DC motor or AC motor? How to choose between these two types of electric motor?
The fundamental difference between the two types of electric motor is first of all the type of power supply: the DC motor is a single-phase direct current motor, while the AC motor is a single-phase or three-phase alternating current motor.
The DC motor is widely used both for applications that require small powers, such as appliances for domestic use, and for applications with powers up to hundreds of kW, such as railway and marine tractions.
The DC motor is also suitable for applications requiring high precision such as industrial robots and machine tools.
The AC motor, on the other hand, is the most common in the industry and is suitable for applications where continuous movements must be carried out with few speed changes and where positioning is not necessary, such as conveyor belts, pumps, fans, etc.
These two types of electric motors also differ from each other in the speed they can reach.

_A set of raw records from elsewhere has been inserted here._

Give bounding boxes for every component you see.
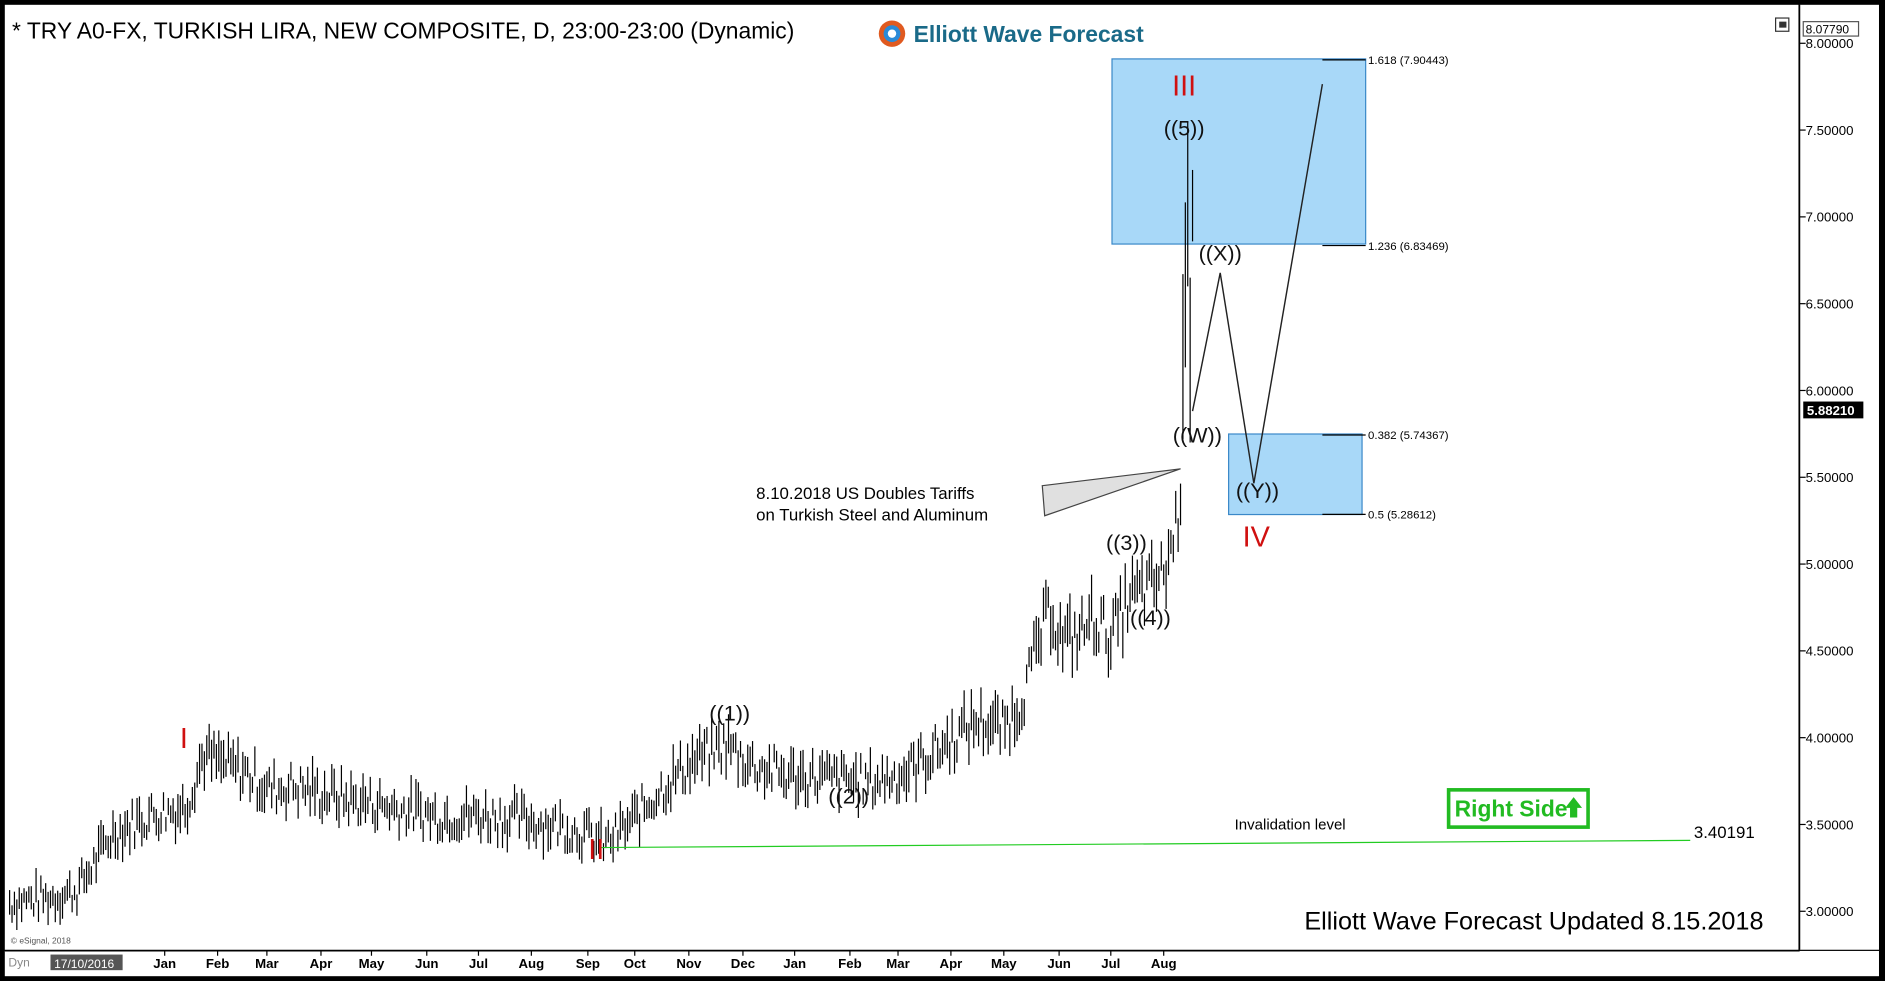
x-tick-label: Jun bbox=[415, 956, 439, 971]
y-tick-label: 7.00000 bbox=[1806, 210, 1854, 225]
y-tick-label: 6.00000 bbox=[1806, 383, 1854, 398]
x-axis-ticks: Jan Feb Mar Apr May Jun Jul Aug Sep Oct Nov Dec Jan F… bbox=[153, 950, 1177, 971]
wave-label: ((3)) bbox=[1106, 530, 1147, 555]
date-cursor-value: 17/10/2016 bbox=[54, 957, 114, 971]
x-tick-label: May bbox=[991, 956, 1017, 971]
wave-label: ((W)) bbox=[1173, 423, 1222, 448]
brand-name: Elliott Wave Forecast bbox=[914, 21, 1144, 47]
fib-levels: 1.618 (7.90443) 1.236 (6.83469) 0.382 (5.7… bbox=[1322, 55, 1449, 522]
restore-window-icon[interactable] bbox=[1775, 17, 1790, 32]
wave-label: I bbox=[180, 723, 188, 755]
top-price-value: 8.07790 bbox=[1806, 23, 1850, 37]
up-arrow-icon bbox=[1565, 797, 1583, 818]
last-price-value: 5.88210 bbox=[1807, 403, 1855, 418]
y-axis-ticks: 8.00000 7.50000 7.00000 6.50000 6.00000 5.500… bbox=[1799, 36, 1854, 919]
projected-wave-path bbox=[1191, 84, 1324, 484]
x-tick-label: Jul bbox=[469, 956, 488, 971]
wave-label: II bbox=[588, 834, 604, 866]
price-series bbox=[9, 121, 1194, 931]
invalidation-line bbox=[601, 839, 1691, 849]
x-tick-label: Apr bbox=[310, 956, 333, 971]
x-tick-label: May bbox=[359, 956, 385, 971]
invalidation-label: Invalidation level bbox=[1235, 817, 1346, 834]
fib-level-label: 1.236 (6.83469) bbox=[1368, 241, 1449, 253]
x-tick-label: Feb bbox=[206, 956, 230, 971]
wave-label: ((Y)) bbox=[1236, 478, 1279, 503]
x-tick-label: Jul bbox=[1101, 956, 1120, 971]
right-side-label: Right Side bbox=[1455, 795, 1568, 821]
y-tick-label: 7.50000 bbox=[1806, 123, 1854, 138]
x-tick-label: Nov bbox=[676, 956, 702, 971]
x-tick-label: Mar bbox=[255, 956, 279, 971]
wave-label: ((4)) bbox=[1130, 605, 1171, 630]
x-tick-label: Jan bbox=[783, 956, 806, 971]
wave-label: ((5)) bbox=[1164, 115, 1205, 140]
time-axis bbox=[4, 950, 1879, 977]
x-tick-label: Mar bbox=[886, 956, 910, 971]
x-tick-label: Apr bbox=[940, 956, 963, 971]
x-tick-label: Aug bbox=[1151, 956, 1177, 971]
wave-iv-target-box bbox=[1228, 433, 1363, 516]
event-callout-wedge bbox=[1041, 468, 1181, 517]
date-cursor-tag bbox=[50, 954, 123, 971]
updated-footer: Elliott Wave Forecast Updated 8.15.2018 bbox=[1304, 907, 1763, 935]
last-price-tag bbox=[1803, 401, 1864, 419]
y-tick-label: 4.00000 bbox=[1806, 730, 1854, 745]
x-tick-label: Jun bbox=[1047, 956, 1071, 971]
x-tick-label: Aug bbox=[519, 956, 545, 971]
price-axis bbox=[1799, 4, 1879, 950]
y-tick-label: 5.00000 bbox=[1806, 557, 1854, 572]
y-tick-label: 4.50000 bbox=[1806, 644, 1854, 659]
wave-label: IV bbox=[1243, 522, 1271, 554]
y-tick-label: 3.00000 bbox=[1806, 904, 1854, 919]
y-tick-label: 3.50000 bbox=[1806, 817, 1854, 832]
brand-logo: Elliott Wave Forecast bbox=[878, 20, 1144, 47]
x-tick-label: Oct bbox=[624, 956, 647, 971]
y-tick-label: 8.00000 bbox=[1806, 36, 1854, 51]
right-side-badge bbox=[1446, 788, 1590, 829]
wave-label: III bbox=[1172, 70, 1196, 102]
x-tick-label: Feb bbox=[838, 956, 862, 971]
top-price-tag bbox=[1802, 21, 1860, 37]
x-tick-label: Dec bbox=[731, 956, 755, 971]
y-tick-label: 6.50000 bbox=[1806, 296, 1854, 311]
y-tick-label: 5.50000 bbox=[1806, 470, 1854, 485]
event-annotation-line1: 8.10.2018 US Doubles Tariffs bbox=[756, 484, 974, 503]
copyright: © eSignal, 2018 bbox=[11, 936, 71, 946]
wave-iii-target-box bbox=[1111, 58, 1367, 245]
wave-label: ((2)) bbox=[828, 784, 869, 809]
wave-label: ((X)) bbox=[1199, 240, 1242, 265]
fib-level-label: 1.618 (7.90443) bbox=[1368, 55, 1449, 67]
x-tick-label: Sep bbox=[576, 956, 600, 971]
corner-label: Dyn bbox=[8, 956, 29, 970]
x-tick-label: Jan bbox=[153, 956, 176, 971]
fib-level-label: 0.5 (5.28612) bbox=[1368, 510, 1436, 522]
wave-label: ((1)) bbox=[709, 700, 750, 725]
event-annotation-line2: on Turkish Steel and Aluminum bbox=[756, 506, 988, 525]
wave-labels: III((1))((2))((3))((4))((5))III((W))((X)… bbox=[180, 70, 1279, 866]
invalidation-value: 3.40191 bbox=[1694, 823, 1755, 842]
chart-title: * TRY A0-FX, TURKISH LIRA, NEW COMPOSITE… bbox=[12, 17, 794, 43]
fib-level-label: 0.382 (5.74367) bbox=[1368, 430, 1449, 442]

The AC motor is able to reach a higher rotation speed than the DC motor, this is because in the AC motor the speed is controlled by varying the current in the motor, while in the DC motor the speed is controlled by varying the frequency, (usually by means of a frequency converter).
Advantages of an AC motor:
the AC motor has several advantages over the DC motor:
- cheaper as it consumes less in the start-up phase;
- requires little maintenance;
- simpler structure;
- more robust and resistant;
- less subject to wear;
- more suitable for applications requiring high power.
Synchronous and asynchronous motors belong to the group of AC motors.
Advantages of a DC motor:
- ease of installation, even in mobile systems (battery powered);
- more precise
- speed control by varying the power supply voltage;
- high torque;
- greater speed in starting, stopping, accelerating and reversing.
- The group of direct current motors includes brushless motors and brushed motors.